Some might suggest he went overboard. Maybe he could have just planted drugs at her house or had a suspect in one of her cases falsely allege that she coerced him into a confession.
But in the heat of the moment, when his boss was on the verge of being charged and his own career was in jeopardy, he didn"t have time to plot out some elaborate plan to undermine Jessie Hunt. He just needs her out of the way. In retrospect, he"d made mistakes. But those mistakes should have been viewed in light of his years of meritorious service. Instead, he was thrown to the wolves.
He knew there were still some folks on his side, more than the goody-two-shoes crowd realized. Jessie Hunt might be the heroine of the city, but there was a whole contingent of people who"d had enough of her antics. Powerful interests in the world of media, business, and law enforcement had suffered at her hands and wanted her to get her comeuppance. And to the extent that Hank could make that happen, they wanted to help him.
But for now, those interests had to had to lie low. Hunt was Decker's prized pet and the public's best girl. They were biding their time, waiting for the perfect moment to take her down. But he wasn't inclined to be so patient.

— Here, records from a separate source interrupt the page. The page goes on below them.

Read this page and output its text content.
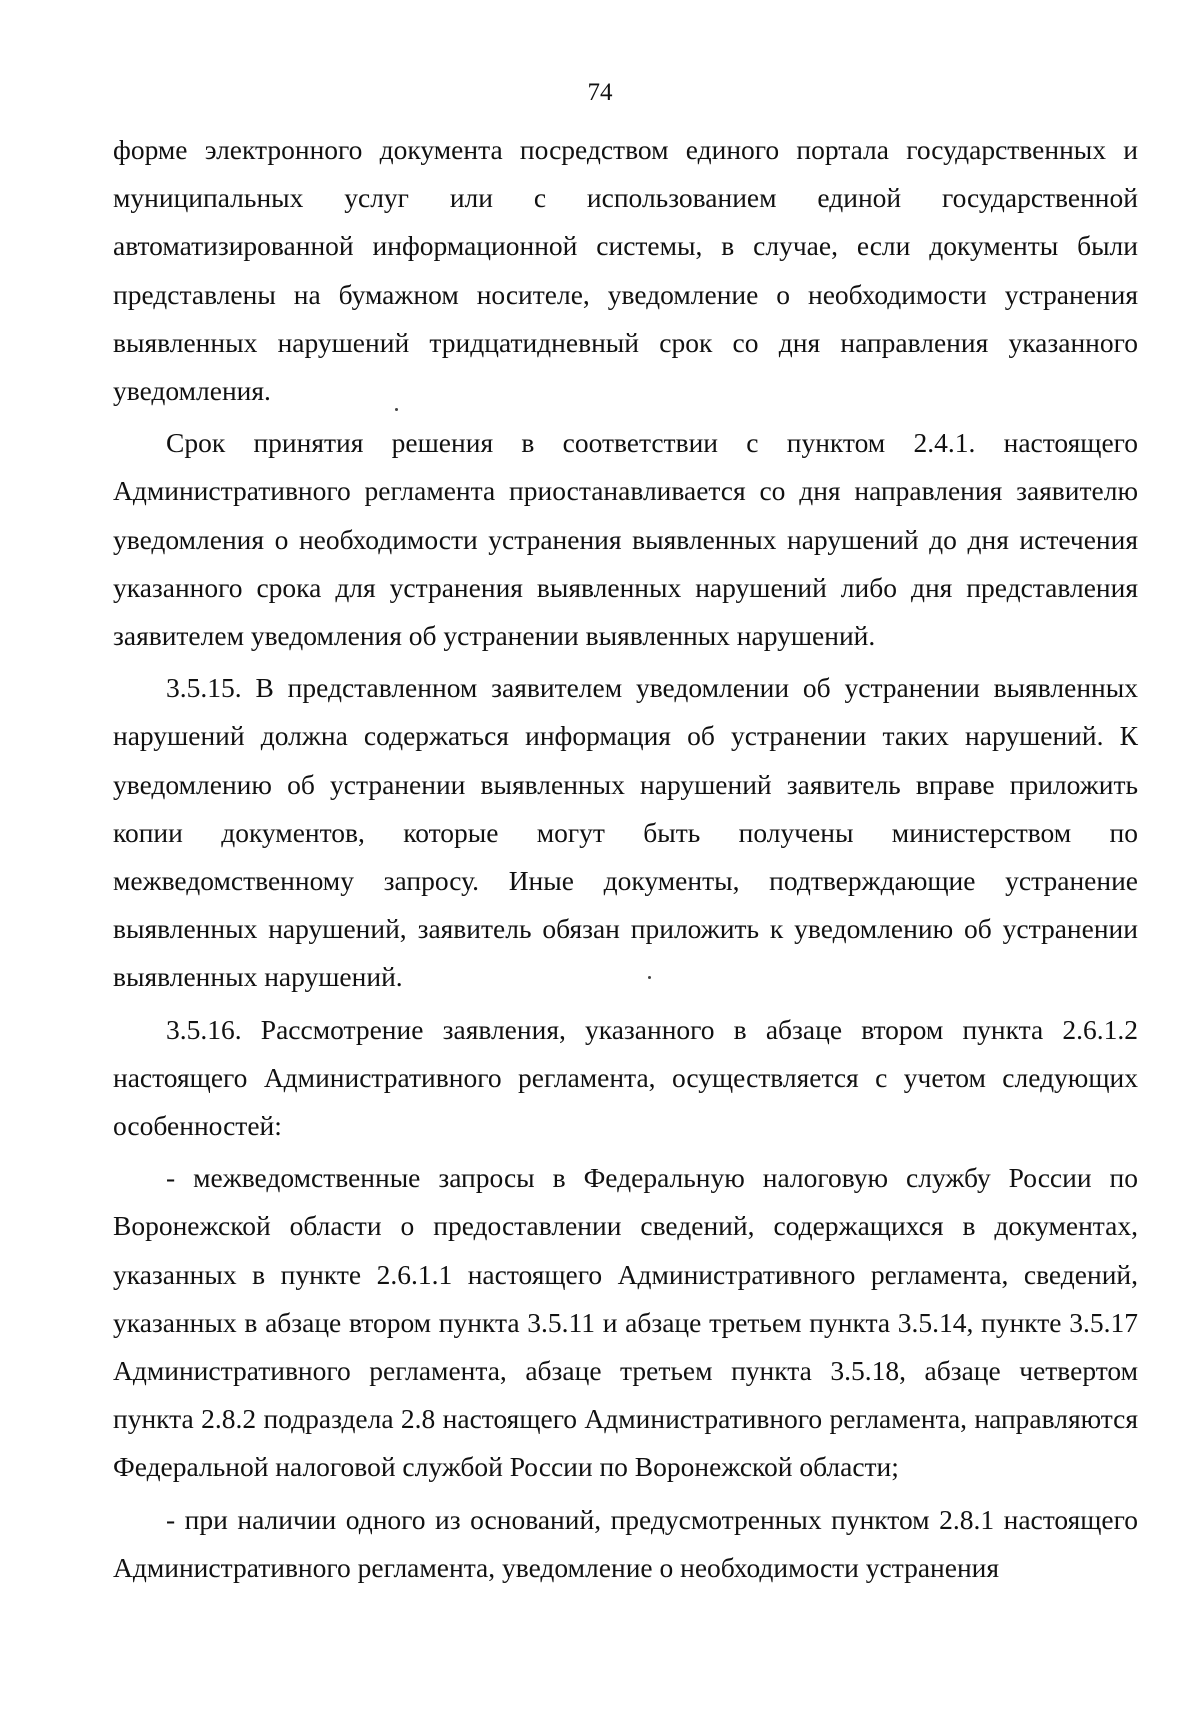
74

форме электронного документа посредством единого портала государственных и муниципальных услуг или с использованием единой государственной автоматизированной информационной системы, в случае, если документы были представлены на бумажном носителе, уведомление о необходимости устранения выявленных нарушений тридцатидневный срок со дня направления указанного уведомления.

Срок принятия решения в соответствии с пунктом 2.4.1. настоящего Административного регламента приостанавливается со дня направления заявителю уведомления о необходимости устранения выявленных нарушений до дня истечения указанного срока для устранения выявленных нарушений либо дня представления заявителем уведомления об устранении выявленных нарушений.

3.5.15. В представленном заявителем уведомлении об устранении выявленных нарушений должна содержаться информация об устранении таких нарушений. К уведомлению об устранении выявленных нарушений заявитель вправе приложить копии документов, которые могут быть получены министерством по межведомственному запросу. Иные документы, подтверждающие устранение выявленных нарушений, заявитель обязан приложить к уведомлению об устранении выявленных нарушений.

3.5.16. Рассмотрение заявления, указанного в абзаце втором пункта 2.6.1.2 настоящего Административного регламента, осуществляется с учетом следующих особенностей:

- межведомственные запросы в Федеральную налоговую службу России по Воронежской области о предоставлении сведений, содержащихся в документах, указанных в пункте 2.6.1.1 настоящего Административного регламента, сведений, указанных в абзаце втором пункта 3.5.11 и абзаце третьем пункта 3.5.14, пункте 3.5.17 Административного регламента, абзаце третьем пункта 3.5.18, абзаце четвертом пункта 2.8.2 подраздела 2.8 настоящего Административного регламента, направляются Федеральной налоговой службой России по Воронежской области;

- при наличии одного из оснований, предусмотренных пунктом 2.8.1 настоящего Административного регламента, уведомление о необходимости устранения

The light turned green, and he shot forward, honking at the car in front of him to either pick up the pace or move to the side. The driver steered over to the shoulder, and Hank sped by, glancing over. It was a mother with two kids in the back. She gave him a sour look, and he flicked her off.
He punched the accelerator and weaved in and out of the cars that served as obstacles. He needed to get away from the jerks behind him, to get a little freedom of movement. What he really felt like doing was pulling over, letting them do the same, then yanking them out of their car and pummeling them bloody. But that would be counterproductive. Best just to lose them.
Besides, he needed to save that fury for the person who truly deserved it—Jessie Hunt. And when the time was right, he would unleash all the pent-up rage he been bottling up.
He'd been waiting a long time for payback. He could wait a little longer.